Eskişehir Osmangazi Üniversitesi (ESOGÜ) Tıp Fakültesi Girişimsel Radyoloji Bilim Dalı Başkanı Doç. Dr. Fahrettin Küçükay, diyalize giren hastaların fistüllerinin tıkanması veya daralması sorunu ve ameliyatsız çözüm önerileri hakkında bilgilendirici bir açıklama yaptı.
Hemodiyalizin böbrek yetmezliği olan hastalarda uygulanan bir kan temizleme yöntemi olduğunu söyleyen Doç. Dr. Küçükay, “Hastalara hemodiyaliz uygulayabilmek için damar giriş yolu ve damar çıkış yolu bağlantılarının olması gerekmektedir. Bu da başlıca 3 yöntemle sağlanır. Bunlar; büyük toplardamarlara ince borular bırakma, cerrahi olarak; sentetik greftlerle; cerrahi olarak atardamar ile toplardamar arasında direkt bağlantı kurmakla geliştirilen arteriovenöz fistül ile sağlanabilir. En sık kullanılan yöntem arteriovenöz fistül oluşturmaktır fakat arteriovenöz fistül oluşturmak cerrahi olarak mümkün değilse bu bağlantı sentetik greftler yardımı ile yapılır. Santral venözkatater bırakma ancak kısa dönem uygulamalar için yapılmaktadır. Bunun nedeni uzun süre kateter bırakmaya bağlı komplikasyonlardır. Oluşturulan arteriovenöz fistül ve sentetik greft bağlantıların nedeni toplardamardaki kan akımını ve basıncını arttırarak damarın güçlenmesini ve duvarının kalınlaşmasını sağlamaktır. Böylece hemodiyaliz için tekrar tekrar yapılması gereken toplardamar girişleri daha güvenli ve komplikasyonsuz bir şekilde oluşturulabilecektir" dedi.
"Fistüllerdeki darlık ve tıkanıklıklar hastanın hemodiyalize girmesine engeldir"
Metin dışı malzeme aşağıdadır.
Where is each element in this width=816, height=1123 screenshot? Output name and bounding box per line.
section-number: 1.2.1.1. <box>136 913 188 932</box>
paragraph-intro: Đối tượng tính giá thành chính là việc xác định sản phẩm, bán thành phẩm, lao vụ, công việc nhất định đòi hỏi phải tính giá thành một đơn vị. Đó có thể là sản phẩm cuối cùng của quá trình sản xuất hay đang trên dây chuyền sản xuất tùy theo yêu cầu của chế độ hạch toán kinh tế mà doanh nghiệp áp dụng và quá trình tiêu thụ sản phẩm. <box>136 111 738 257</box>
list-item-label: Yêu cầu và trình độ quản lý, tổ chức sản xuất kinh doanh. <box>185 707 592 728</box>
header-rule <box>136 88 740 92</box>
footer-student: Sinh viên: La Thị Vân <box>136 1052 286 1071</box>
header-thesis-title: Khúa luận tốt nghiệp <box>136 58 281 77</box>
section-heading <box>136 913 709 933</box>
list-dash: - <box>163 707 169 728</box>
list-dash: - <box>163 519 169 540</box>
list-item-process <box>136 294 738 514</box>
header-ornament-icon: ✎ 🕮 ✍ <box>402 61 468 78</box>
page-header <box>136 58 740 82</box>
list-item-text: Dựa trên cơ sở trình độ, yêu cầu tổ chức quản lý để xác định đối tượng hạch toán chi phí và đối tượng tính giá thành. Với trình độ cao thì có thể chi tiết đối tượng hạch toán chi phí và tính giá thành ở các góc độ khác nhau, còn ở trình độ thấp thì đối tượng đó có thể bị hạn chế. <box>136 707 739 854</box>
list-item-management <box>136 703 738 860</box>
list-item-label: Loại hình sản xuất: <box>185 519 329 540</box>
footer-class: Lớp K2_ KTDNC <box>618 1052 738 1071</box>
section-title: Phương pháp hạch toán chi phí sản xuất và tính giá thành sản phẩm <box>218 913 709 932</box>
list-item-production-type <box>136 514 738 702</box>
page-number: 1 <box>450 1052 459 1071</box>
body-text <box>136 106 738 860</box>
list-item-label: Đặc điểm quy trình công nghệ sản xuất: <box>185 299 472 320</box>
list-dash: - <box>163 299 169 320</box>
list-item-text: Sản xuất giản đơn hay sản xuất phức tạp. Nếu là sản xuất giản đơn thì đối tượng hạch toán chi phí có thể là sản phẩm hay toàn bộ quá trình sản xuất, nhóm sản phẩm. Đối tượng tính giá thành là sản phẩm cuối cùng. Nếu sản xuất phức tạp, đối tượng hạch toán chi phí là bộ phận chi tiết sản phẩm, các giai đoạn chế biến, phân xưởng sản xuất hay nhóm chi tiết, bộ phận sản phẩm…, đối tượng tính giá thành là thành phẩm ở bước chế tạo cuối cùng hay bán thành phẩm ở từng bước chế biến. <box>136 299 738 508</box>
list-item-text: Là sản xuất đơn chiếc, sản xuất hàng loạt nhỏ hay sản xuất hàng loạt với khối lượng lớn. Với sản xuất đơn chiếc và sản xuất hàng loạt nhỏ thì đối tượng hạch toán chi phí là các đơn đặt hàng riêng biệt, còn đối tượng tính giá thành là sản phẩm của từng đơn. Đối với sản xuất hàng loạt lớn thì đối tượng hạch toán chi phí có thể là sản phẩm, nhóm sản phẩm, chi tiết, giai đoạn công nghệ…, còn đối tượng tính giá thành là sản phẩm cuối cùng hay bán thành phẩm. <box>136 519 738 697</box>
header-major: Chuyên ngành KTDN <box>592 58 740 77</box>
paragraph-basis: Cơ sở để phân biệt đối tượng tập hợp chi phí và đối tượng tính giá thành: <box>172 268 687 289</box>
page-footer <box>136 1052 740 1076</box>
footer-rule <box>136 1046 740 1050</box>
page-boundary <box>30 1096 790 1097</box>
Fistülün sürecinden bahseden ESOGÜ Tıp Fakültesi Girişimsel Radyoloji Bilim Dalı Başkanı Doç. Dr. Küçükay, sentetik greftlerin zamanla daralma gösterebileceğini ya da tıkanabileceğini bildirdi. Bu durumun hastanın hemodiyalize girmesine engel olacağına dikkat çeken Küçükay açıklamalarını şöyle sürdürdü:
"Oluşan pıhtıların, daralmaların ve tıkanıklıkların tedavisi için girişimsel radyolojik olarak tromboliz (pıhtı eritilmesi), trombektomi (pıtının dışarı çıkarılması), balon uygulama ve stent uygulama yapılabilir. Bunlardaki temel amaç hemodiyaliz yolunu açık tutmaktır. Oluşturulan fistüllerdeki darlık ve tıkanıklıklar hastanın hemodiyalize girmesine engeldir. Çünkü bu patolojiler kan akımında ciddi azalmaya neden olabilirler. Bu girişimlerin bir başka amacı ise fistüllerin ve sentetik greftlerin uzun ömürlü olabilmesini sağlamaktır. Cerrahi prosedürleri tekrarlamaktansa oluşan patolojiyi ortadan kaldırıp fistül ve sentetik greft açıklığını ve uzun süre dayanıklılığını sağlamak daha güvenli-etkin ve tercih edilen bir yöntemdir. Hastaya uygun pozisyon verdikten ve sterilizasyondan sonra pıhtı varsa ince boru kateter ve teller yardımı ile girilerek pıhtı eritici tedavi bu ince borular yardımı ile uygulanır. Bir başka yöntem ise pıhtıların mekanik olarak eritilmesi ve dışarı çıkarılmasıdır. Bunlar için özel tasarlanmış kateterler (borular) mevcuttur. Bazen pıhtının içinden ince bir telle geçip balon uygulandıktan sonra bu yöntemler tekrarlanabilir. Darlıklar içinse öncelikle farklı özelliklerde balonlar kullanılır. Bu balonlar yüksek dirençli ve yüksek basınçlara çıkabilen balonlardır. Bazen yan tarafında ince kesici bıçaklar olan balonlar da kullanılabilir. Bunlar yeterli olmazsa hemodiyaliz yolunu açmak için stent uygulanabilir. Nadir de olsa işleme bağlı kanama, enfeksiyon, pıhtı oluşumu, damarlarda zedelenme, kontrast maddeye bağlı komplikasyonlar ve ağrı oluşabilir."